Im Zusammenhang mit der Pacelliallee ist der Bezirk einen anderen Weg gegangen: Anstelle einer Umbenennung gestaltet man die nach Papst Pius XII. (Eugenio Pacelli, 1939-1958) benannte Straße zu einem „Geschichtslehrpfad“ um. Der entsprechende BVV-Beschluss zur Schaffung einer „Allee des Gedenkens und Nachdenkens“ fiel am 25. August 2021.

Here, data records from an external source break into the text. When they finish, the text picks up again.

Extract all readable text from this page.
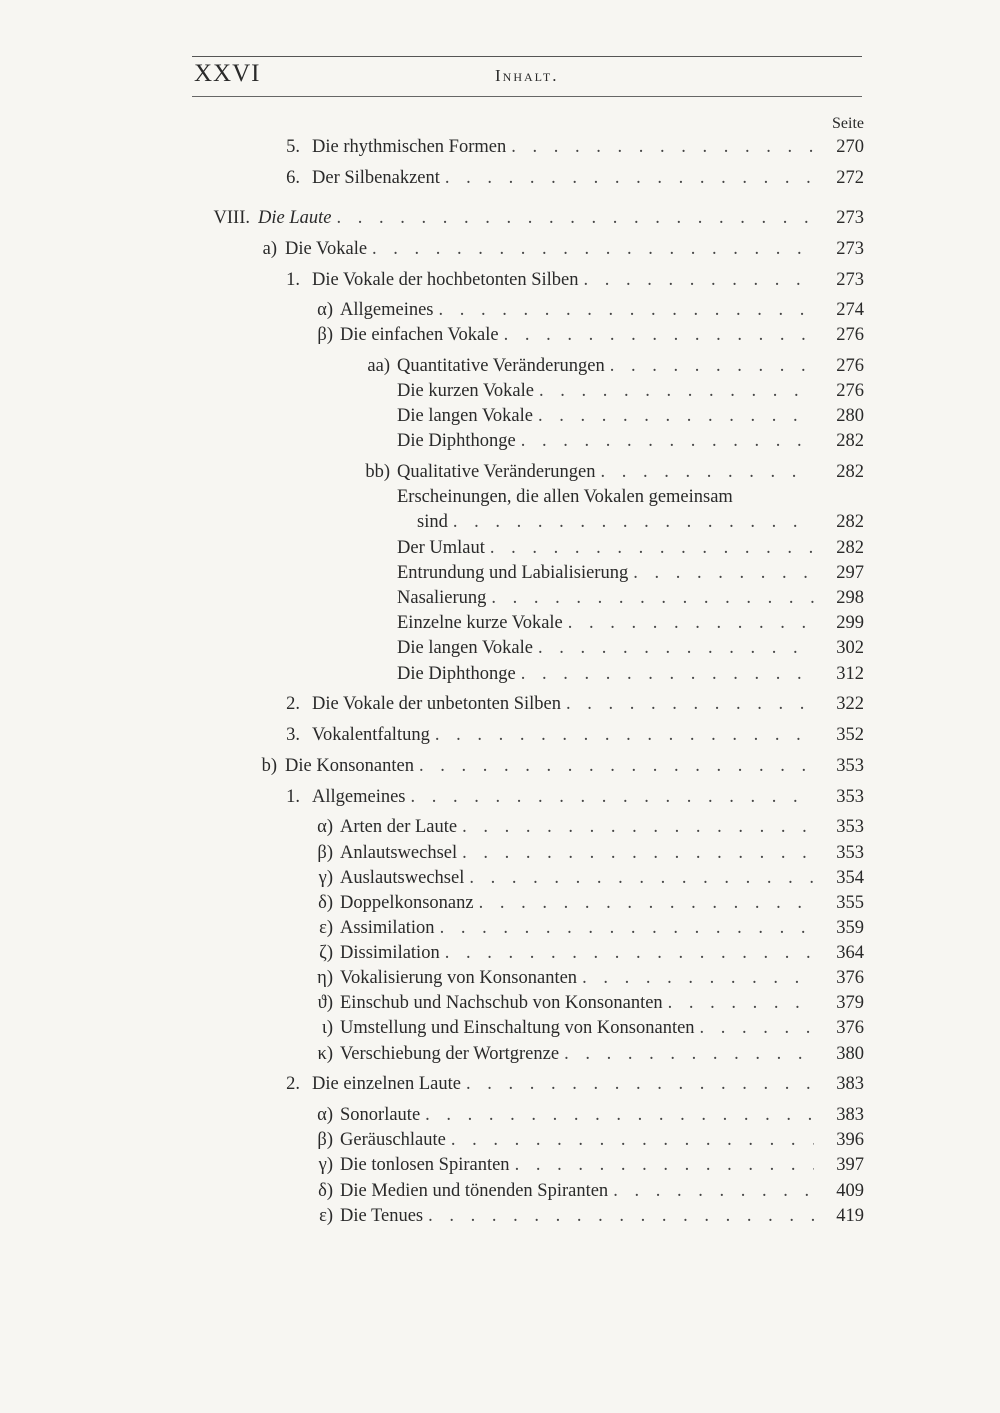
XXVI	Inhalt.
Seite
5. Die rhythmischen Formen . . .	270
6. Der Silbenakzent . . .	272
VIII. Die Laute . . .	273
a) Die Vokale . . .	273
1. Die Vokale der hochbetonten Silben . . .	273
α) Allgemeines . . .	274
β) Die einfachen Vokale . . .	276
aa) Quantitative Veränderungen . . .	276
Die kurzen Vokale . . .	276
Die langen Vokale . . .	280
Die Diphthonge . . .	282
bb) Qualitative Veränderungen . . .	282
Erscheinungen, die allen Vokalen gemeinsam
sind . . .	282
Der Umlaut . . .	282
Entrundung und Labialisierung . . .	297
Nasalierung . . .	298
Einzelne kurze Vokale . . .	299
Die langen Vokale . . .	302
Die Diphthonge . . .	312
2. Die Vokale der unbetonten Silben . . .	322
3. Vokalentfaltung . . .	352
b) Die Konsonanten . . .	353
1. Allgemeines . . .	353
α) Arten der Laute . . .	353
β) Anlautswechsel . . .	353
γ) Auslautswechsel . . .	354
δ) Doppelkonsonanz . . .	355
ε) Assimilation . . .	359
ζ) Dissimilation . . .	364
η) Vokalisierung von Konsonanten . . .	376
ϑ) Einschub und Nachschub von Konsonanten . . .	379
ι) Umstellung und Einschaltung von Konsonanten . . .	376
κ) Verschiebung der Wortgrenze . . .	380
2. Die einzelnen Laute . . .	383
α) Sonorlaute . . .	383
β) Geräuschlaute . . .	396
γ) Die tonlosen Spiranten . . .	397
δ) Die Medien und tönenden Spiranten . . .	409
ε) Die Tenues . . .	419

Hitzig waren die Debatten um Hindenburgdamm und Gallwitzallee. Geeinigt hat man sich in beiden Fällen auf eine Kontextualisierung vor Ort mit erklärenden und veranschaulichenden Hinweistafeln.

Inmitten eines aktuellen Meinungsstreits befindet sich der Lichterfelder Kadettenweg. Dabei steht die Frage im Raum, ob der in der NS-Zeit umbenannte Weg wieder seinen ursprünglichen Namen zurückerhalten und an Julius Stern erinnern soll. Bis 1935 trug der Weg den Namen des jüdischen Komponisten und Musikpädagogen. Ganz offensichtlich war die damalige Umbenennung aus antijüdischen Beweggründen heraus erfolgt.